# ROC curve and Area under the Curve (AUC)

• ## ROC – Receiver operating characteristic curve is a curve between true positive rate and false positive rate for various threshold values.

• ROC curve tells us how good/bad model performance. More the area under ROC curve better is the model. Depending on machine learning problem we might have a preference to minimize one of the two errors namely False Positives, False Negatives. ROC curve let’s us choose a threshold for minimizing these errors. But it does not improve the model, it’s just playing with the threshold. For model improvement we must try other techniques like spot checking, hyper parameter tuning, feature engineering etc. True Positives [TP] = 221

True Negatives [TN] = 1414

False Positives [FP] = 20

False Negatives [FN] = 17

Recall or True Positive rate [TPR] = TP/(TP + FN)

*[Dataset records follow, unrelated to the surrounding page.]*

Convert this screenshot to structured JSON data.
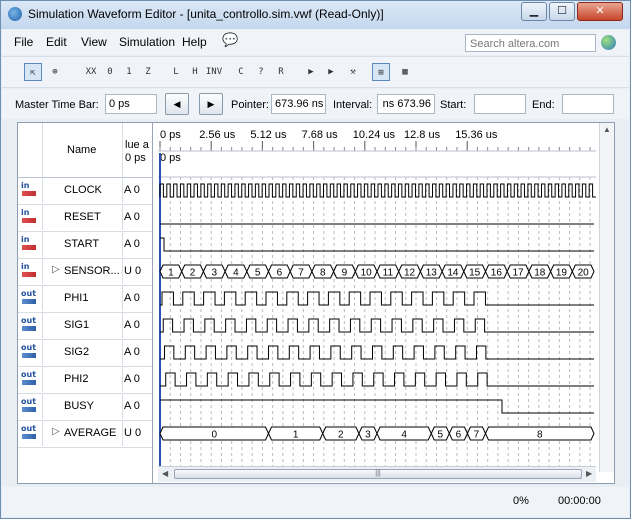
{
  "window": {
    "title": "Simulation Waveform Editor - [unita_controllo.sim.vwf (Read-Only)]",
    "app_icon": "quartus-icon",
    "controls": [
      "minimize-icon",
      "maximize-icon",
      "close-icon"
    ]
  },
  "menu": {
    "items": [
      "File",
      "Edit",
      "View",
      "Simulation",
      "Help"
    ],
    "search_placeholder": "Search altera.com"
  },
  "toolbar": {
    "buttons": [
      {
        "icon": "select-tool-icon",
        "glyph": "⇱"
      },
      {
        "icon": "zoom-tool-icon",
        "glyph": "⊕"
      },
      {
        "icon": "force-unknown-icon",
        "glyph": "XX"
      },
      {
        "icon": "force-low-icon",
        "glyph": "0"
      },
      {
        "icon": "force-high-icon",
        "glyph": "1"
      },
      {
        "icon": "force-high-impedance-icon",
        "glyph": "Z"
      },
      {
        "icon": "weak-low-icon",
        "glyph": "L"
      },
      {
        "icon": "weak-high-icon",
        "glyph": "H"
      },
      {
        "icon": "invert-icon",
        "glyph": "INV"
      },
      {
        "icon": "count-value-icon",
        "glyph": "C"
      },
      {
        "icon": "dont-care-icon",
        "glyph": "?"
      },
      {
        "icon": "random-value-icon",
        "glyph": "R"
      },
      {
        "icon": "run-functional-simulation-icon",
        "glyph": "▶"
      },
      {
        "icon": "run-timing-simulation-icon",
        "glyph": "▶"
      },
      {
        "icon": "generate-netlist-icon",
        "glyph": "⚒"
      },
      {
        "icon": "snap-to-grid-icon",
        "glyph": "⊞"
      },
      {
        "icon": "grid-icon",
        "glyph": "▦"
      }
    ]
  },
  "timebar": {
    "master_label": "Master Time Bar:",
    "master_value": "0 ps",
    "pointer_label": "Pointer:",
    "pointer_value": "673.96 ns",
    "interval_label": "Interval:",
    "interval_value": "673.96 ns",
    "start_label": "Start:",
    "start_value": "",
    "end_label": "End:",
    "end_value": ""
  },
  "table": {
    "name_header": "Name",
    "value_header_line1": "lue a",
    "value_header_line2": "0 ps",
    "time_marker_label": "0 ps"
  },
  "time_axis": {
    "labels": [
      "0 ps",
      "2.56 us",
      "5.12 us",
      "7.68 us",
      "10.24 us",
      "12.8 us",
      "15.36 us"
    ]
  },
  "signals": [
    {
      "dir": "in",
      "name": "CLOCK",
      "value": "A 0",
      "kind": "clock",
      "periods": 64
    },
    {
      "dir": "in",
      "name": "RESET",
      "value": "A 0",
      "kind": "low"
    },
    {
      "dir": "in",
      "name": "START",
      "value": "A 0",
      "kind": "pulse",
      "high_until": 0.16
    },
    {
      "dir": "in",
      "name": "SENSOR...",
      "value": "U 0",
      "kind": "bus",
      "expandable": true,
      "segments": [
        "1",
        "2",
        "3",
        "4",
        "5",
        "6",
        "7",
        "8",
        "9",
        "10",
        "11",
        "12",
        "13",
        "14",
        "15",
        "16",
        "17",
        "18",
        "19",
        "20"
      ]
    },
    {
      "dir": "out",
      "name": "PHI1",
      "value": "A 0",
      "kind": "pulses",
      "count": 16,
      "duty": 0.55,
      "phase": 0.0,
      "stop_after": 16
    },
    {
      "dir": "out",
      "name": "SIG1",
      "value": "A 0",
      "kind": "pulses",
      "count": 16,
      "duty": 0.45,
      "phase": 0.15,
      "stop_after": 16
    },
    {
      "dir": "out",
      "name": "SIG2",
      "value": "A 0",
      "kind": "pulses",
      "count": 16,
      "duty": 0.45,
      "phase": 0.3,
      "stop_after": 16
    },
    {
      "dir": "out",
      "name": "PHI2",
      "value": "A 0",
      "kind": "pulses",
      "count": 16,
      "duty": 0.45,
      "phase": 0.45,
      "stop_after": 16
    },
    {
      "dir": "out",
      "name": "BUSY",
      "value": "A 0",
      "kind": "busy"
    },
    {
      "dir": "out",
      "name": "AVERAGE",
      "value": "U 0",
      "kind": "bus",
      "expandable": true,
      "segments": [
        "0",
        "1",
        "2",
        "3",
        "4",
        "5",
        "6",
        "7",
        "8"
      ],
      "widths": [
        6,
        3,
        2,
        1,
        3,
        1,
        1,
        1,
        6
      ]
    }
  ],
  "status": {
    "progress": "0%",
    "elapsed": "00:00:00"
  }
}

False Positive Rate = FP/(FP + TN)

# Imports
import numpy as np
import pandas as pd
import os
from sklearn.feature_extraction.text import CountVectorizer
from sklearn.naive_bayes import MultinomialNB
from sklearn.metrics import precision_score, recall_score, roc_curve, roc_auc_score
from sklearn.model_selection import train_test_split
import seaborn as sns
import matplotlib.pyplot as plt
import warnings
import matplotlib.cbook
warnings.filterwarnings("ignore",category=matplotlib.cbook.mplDeprecation)

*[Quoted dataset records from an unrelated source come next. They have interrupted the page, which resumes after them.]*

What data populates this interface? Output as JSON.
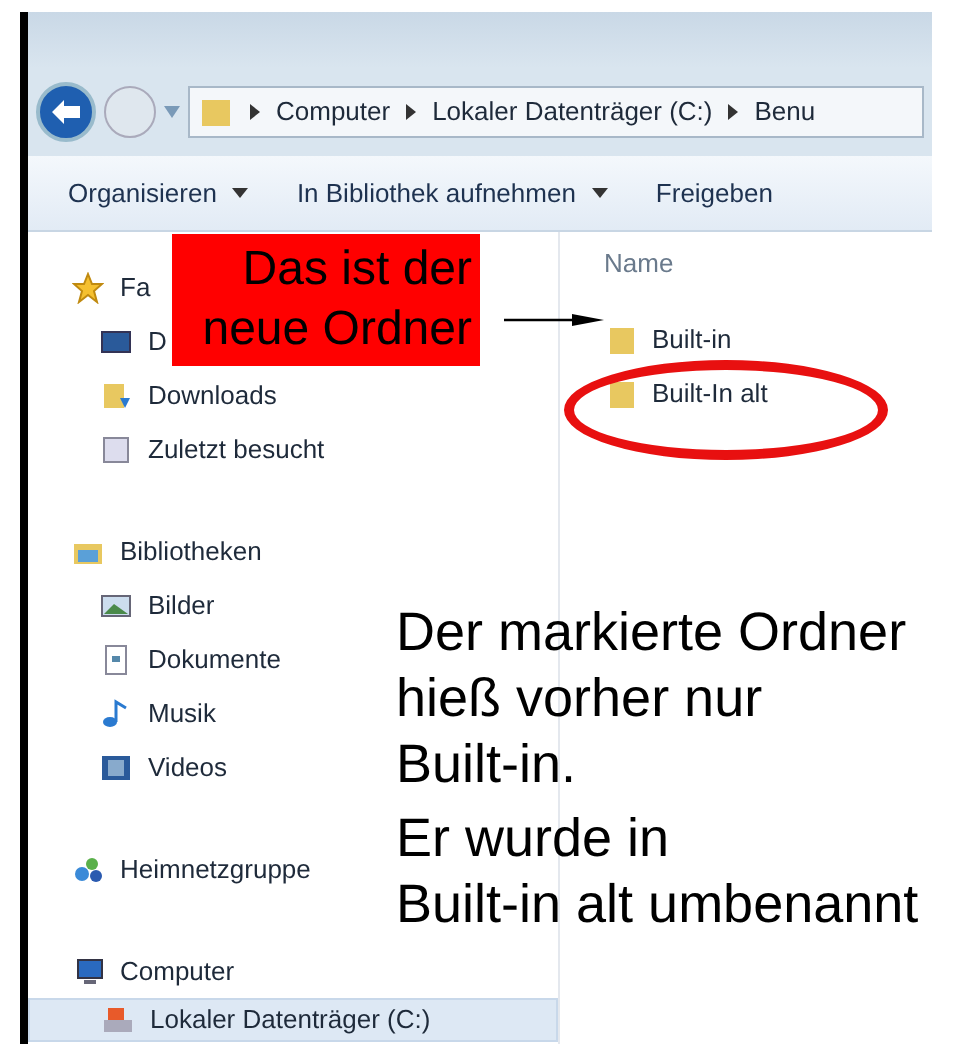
{
  "address_bar": {
    "breadcrumbs": [
      "Computer",
      "Lokaler Datenträger (C:)",
      "Benu"
    ]
  },
  "toolbar": [
    {
      "label": "Organisieren",
      "dropdown": true
    },
    {
      "label": "In Bibliothek aufnehmen",
      "dropdown": true
    },
    {
      "label": "Freigeben",
      "dropdown": false
    }
  ],
  "sidebar": [
    {
      "label": "Fa",
      "kind": "star",
      "selected": false,
      "children": [
        {
          "label": "D",
          "kind": "desktop",
          "selected": false
        },
        {
          "label": "Downloads",
          "kind": "download",
          "selected": false
        },
        {
          "label": "Zuletzt besucht",
          "kind": "recent",
          "selected": false
        }
      ]
    },
    {
      "label": "Bibliotheken",
      "kind": "library",
      "selected": false,
      "children": [
        {
          "label": "Bilder",
          "kind": "picture",
          "selected": false
        },
        {
          "label": "Dokumente",
          "kind": "document",
          "selected": false
        },
        {
          "label": "Musik",
          "kind": "music",
          "selected": false
        },
        {
          "label": "Videos",
          "kind": "video",
          "selected": false
        }
      ]
    },
    {
      "label": "Heimnetzgruppe",
      "kind": "network",
      "selected": false
    },
    {
      "label": "Computer",
      "kind": "computer",
      "selected": false,
      "children": [
        {
          "label": "Lokaler Datenträger (C:)",
          "kind": "drive",
          "selected": true
        }
      ]
    }
  ],
  "file_list": {
    "column": "Name",
    "files": [
      {
        "name": "Built-in",
        "circled": false
      },
      {
        "name": "Built-In alt",
        "circled": true
      }
    ]
  },
  "callout": {
    "lines": [
      "Das ist der",
      "neue Ordner"
    ]
  },
  "note": {
    "lines": [
      "Der markierte Ordner",
      "hieß vorher nur",
      "Built-in.",
      "Er wurde in",
      "Built-in alt umbenannt"
    ]
  }
}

# Dataset can be found at: https://www.kaggle.com/uciml/sms-spam-collection-dataset

df = pd.read_csv('spam.csv', encoding = 'latin-1' )

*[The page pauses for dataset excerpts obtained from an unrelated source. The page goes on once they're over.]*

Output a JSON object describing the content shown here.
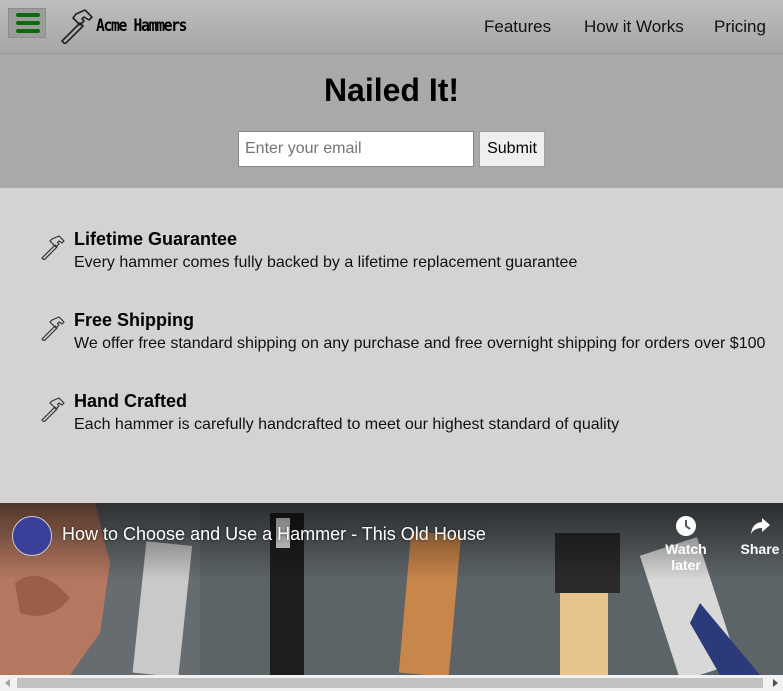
{
  "header": {
    "brand": "Acme Hammers",
    "nav": [
      {
        "label": "Features"
      },
      {
        "label": "How it Works"
      },
      {
        "label": "Pricing"
      }
    ]
  },
  "hero": {
    "title": "Nailed It!",
    "email_placeholder": "Enter your email",
    "submit_label": "Submit"
  },
  "features": [
    {
      "title": "Lifetime Guarantee",
      "desc": "Every hammer comes fully backed by a lifetime replacement guarantee"
    },
    {
      "title": "Free Shipping",
      "desc": "We offer free standard shipping on any purchase and free overnight shipping for orders over $100"
    },
    {
      "title": "Hand Crafted",
      "desc": "Each hammer is carefully handcrafted to meet our highest standard of quality"
    }
  ],
  "video": {
    "title": "How to Choose and Use a Hammer - This Old House",
    "watch_later": "Watch later",
    "share": "Share"
  },
  "colors": {
    "header_bg": "#a9a9a9",
    "page_bg": "#d3d3d3",
    "menu_icon": "#0c6b0c"
  }
}
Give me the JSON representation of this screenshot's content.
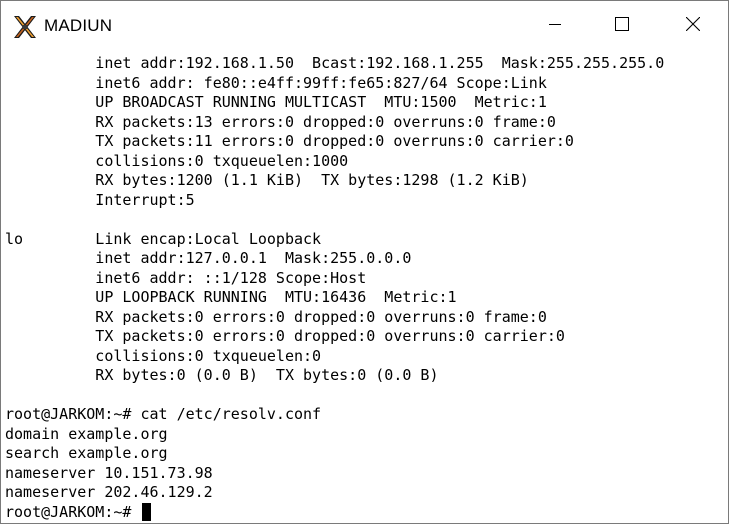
{
  "window": {
    "title": "MADIUN",
    "app_icon": "x-logo-icon",
    "controls": {
      "minimize": "minimize-icon",
      "maximize": "maximize-icon",
      "close": "close-icon"
    }
  },
  "terminal": {
    "lines": [
      "          inet addr:192.168.1.50  Bcast:192.168.1.255  Mask:255.255.255.0",
      "          inet6 addr: fe80::e4ff:99ff:fe65:827/64 Scope:Link",
      "          UP BROADCAST RUNNING MULTICAST  MTU:1500  Metric:1",
      "          RX packets:13 errors:0 dropped:0 overruns:0 frame:0",
      "          TX packets:11 errors:0 dropped:0 overruns:0 carrier:0",
      "          collisions:0 txqueuelen:1000",
      "          RX bytes:1200 (1.1 KiB)  TX bytes:1298 (1.2 KiB)",
      "          Interrupt:5",
      "",
      "lo        Link encap:Local Loopback",
      "          inet addr:127.0.0.1  Mask:255.0.0.0",
      "          inet6 addr: ::1/128 Scope:Host",
      "          UP LOOPBACK RUNNING  MTU:16436  Metric:1",
      "          RX packets:0 errors:0 dropped:0 overruns:0 frame:0",
      "          TX packets:0 errors:0 dropped:0 overruns:0 carrier:0",
      "          collisions:0 txqueuelen:0",
      "          RX bytes:0 (0.0 B)  TX bytes:0 (0.0 B)",
      "",
      "root@JARKOM:~# cat /etc/resolv.conf",
      "domain example.org",
      "search example.org",
      "nameserver 10.151.73.98",
      "nameserver 202.46.129.2",
      "root@JARKOM:~# "
    ]
  }
}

# Keep only necessary columns
df = df[['v2', 'v1']]

# Rename columns
df.columns = ['SMS', 'Type']

# Let's process the text data
# Instantiate count vectorizer
countvec = CountVectorizer(ngram_range=(1,4),
stop_words='english',
strip_accents='unicode',
max_features=1000)

X = df.SMS.values
y = df.Type.values

# Split data into train and test sets
X_train, X_test, y_train, y_test = train_test_split(X, y,
test_size = 0.3,
random_state = 0)

# Instantiate classifier
mnb = MultinomialNB()

# Create bag of words
X_train = countvec.fit_transform(X_train)
X_test = countvec.transform(X_test)

# Train the classifier/Fit the model
mnb.fit(X_train, y_train)

# Make predictions
y_pred = mnb.predict(X_test)
y_pred_prob = mnb.predict_proba(X_test)
spam_probs = y_pred_prob[:,1]

# Build confusion metrics
fpr, tpr, threshold = roc_curve(y_true=y_test, y_score=spam_probs, pos_label='spam')

# Plot
plt.plot(fpr,tpr, color='red')
plt.plot([0, 1], [0, 1], color='green', linestyle=':')
plt.xlabel('False Positive Rate', size=15)
plt.ylabel('True Positive Rate', size=15)
plt.show() Dotted green line denotes performance of random guess model

More the area under the curve better the classifier

Clearly our classifier beats the random guess model

y_true = np.array(list(map(lambda x: 1 if x=='spam' else 0, y_test)))

# Let's see what's the area under the curve auc for our model
auc = roc_auc_score(y_true=y_true, y_score=spam_probs)
print('Area under curve is {}'.format(round(auc, 2)))


Area under curve is 0.99


There are other metrics for evaluation of model performance like precision, recall and accuracy. Check them out.

## That's how we Build ROC curve and Area under the Curve (AUC)

That’s all for this mini tutorial. To sum it up, we learned how to Build ROC curve and Area under the Curve (AUC).

Hope it was easy, cool and simple to follow. Now it’s on you.